Theory only carries a team so far; hands-on experience bridges the gap. Over time, researchers collect mental checklists of which intermediates tend to save or sink projects. 4-Bromo-2-(methylthionyl)pyrimidine earns its stripes by not derailing work with unexpected side reactions or byproduct formation—something that can’t be said for every similar-looking compound. Peer recommendations and real project results matter far more than yet another page of data.
While the need to streamline chemical synthesis remains constant, new ideas to meet the triple challenge of cost, safety, and sustainability continue to emerge. Advanced process optimization—using continuous flow techniques or automated microreactors—lets teams handle potent reagents on a smaller, safer scale while scaling up outputs as needed. Reaction monitoring gets an upgrade from modern analytical tools, driving better yields with less material waste.

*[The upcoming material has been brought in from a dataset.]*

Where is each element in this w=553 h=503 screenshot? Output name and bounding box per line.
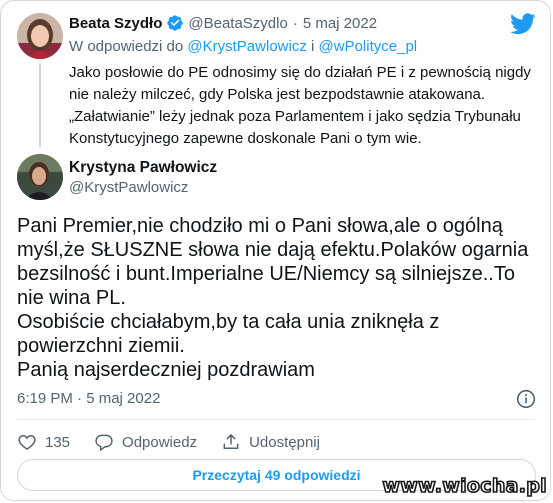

For 4-Bromo-2-(methylthionyl)pyrimidine and similar compounds, ongoing collaboration between suppliers and end-users ensures tighter control over quality and purity. Purchasing teams work closely with trusted suppliers, aiming for better batch-to-batch reproducibility and more accurate delivery timelines. One area with room for growth lies in supplier transparency about synthetic origin, trace metal content, and impurity profiles—these details pay dividends in both R&D and regulatory filings.
Smarter waste management transforms how laboratories operate. Research teams pay closer attention to sustainable disposal, solvent recovery, and even reactivation of halogenated waste streams. These practices become second nature rather than afterthoughts, supporting both budget and environmental goals. Several large research institutions invest in centralized waste processing, integrating lessons learned from high-volume users of brominated intermediates.
Continued education about the specific hazards and best practices working with such chemicals drives safer habits. Seasoned chemists pass along tips on minimizing exposure and navigating regulatory paperwork. For organizations pushing forward on ambitious synthetic campaigns, keeping pace with regulatory trends and developing internal protocols for hazardous material management build a foundation for both compliance and good science.
Taking a step back, the importance of reliable, well-characterized building blocks like 4-Bromo-2-(methylthionyl)pyrimidine becomes clear. It forms more than just a reagent choice: it becomes a link in a chain of trust among researchers, suppliers, and downstream partners. I’ve watched enough projects ride or fall on the quality of their starting materials to know that careful decisions here resonate through every later stage.
Science builds on consistent building blocks and clear communication. Every well-handled reaction, each successful batch, sets the stage for the next breakthrough. By supporting innovation while respecting safety and environmental concerns, compounds like 4-Bromo-2-(methylthionyl)pyrimidine help nudge the field of medicinal and process chemistry forward, one carefully chosen step at a time.